I recently asked a new hire how they ended up considering WANdisco. “The intriguing, memorable name” was the paraphrased answer. Frankly, when I first heard the name myself some years ago I didn’t think much of it. It’s certainly different, but struck me as too different, too weird for a company peddling Subversion support contracts.
That’s before I understood what WANdisco is about.
WANdisco lived at the edge of my radar as a bit player in the SCM space during my time as Director of Product Technology at Perforce Software. There were always little companies scraping out a living around open source software, so we lumped WANdisco in with CollabNet and called it a day. Wrong!
Turns out WANdisco founders David Richards, Jim Campigli and Dr. Yeturu Aahlad had a much more ambitious plan from the start. The core technology, a patented WAN-capable Paxos implementation, is a key enabler for the evolution of software into globally distributed, highly available systems: in other words Wide Area Network distributed computing, or WANdisco. Much like the name “Microsoft” was about the revolution of software for microcomputers in the 1980’s, the name WANdisco is about the new revolution of WAN-based distributed computing.
What’s so important about the WAN?
We’ve all heard about the globalization of the world economy. Every globally relevant company is now highly dependent on highly available software, and that software needs to be equally global. However, most systems that these companies rely on were architected with a single machine in mind. These machines were accessed over a LAN (local area network) by mostly co-located teams.
All that changed, starting in the 1990’s with widespread adoption of outsourcing. The WAN computing revolution had begun in earnest.
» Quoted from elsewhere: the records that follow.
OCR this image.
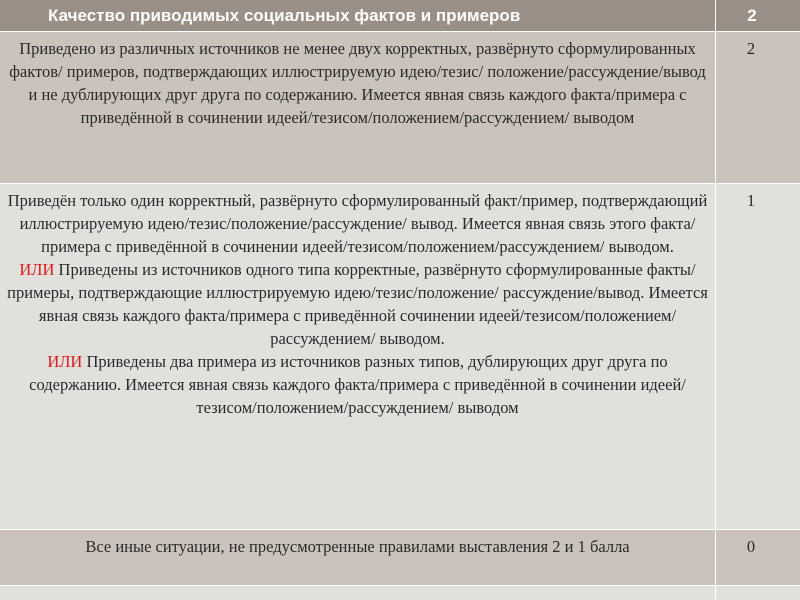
Качество приводимых социальных фактов и примеров	2

Приведено из различных источников не менее двух корректных, развёрнуто сформулированных фактов/ примеров, подтверждающих иллюстрируемую идею/тезис/ положение/рассуждение/вывод и не дублирующих друг друга по содержанию. Имеется явная связь каждого факта/примера с приведённой в сочинении идеей/тезисом/положением/рассуждением/ выводом

2

Приведён только один корректный, развёрнуто сформулированный факт/пример, подтверждающий иллюстрируемую идею/тезис/положение/рассуждение/ вывод. Имеется явная связь этого факта/примера с приведённой в сочинении идеей/тезисом/положением/рассуждением/ выводом.
ИЛИ Приведены из источников одного типа корректные, развёрнуто сформулированные факты/примеры, подтверждающие иллюстрируемую идею/тезис/положение/ рассуждение/вывод. Имеется явная связь каждого факта/примера с приведённой сочинении идеей/тезисом/положением/рассуждением/ выводом.
ИЛИ Приведены два примера из источников разных типов, дублирующих друг друга по содержанию. Имеется явная связь каждого факта/примера с приведённой в сочинении идеей/тезисом/положением/рассуждением/ выводом

1

Все иные ситуации, не предусмотренные правилами выставления 2 и 1 балла	0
But there was a problem. The WAN wasn’t like a bigger LAN. It’s a different environment all together. Single machine systems like those involving a central server perform pitifully for remote workers. And it’s not easy to update these systems because the WAN is a high failure environment that punishes single machine systems with their inevitable single points of failure. It was time for the science of distributed computing to come to the rescue of this new requirement of wide area network distributed computing.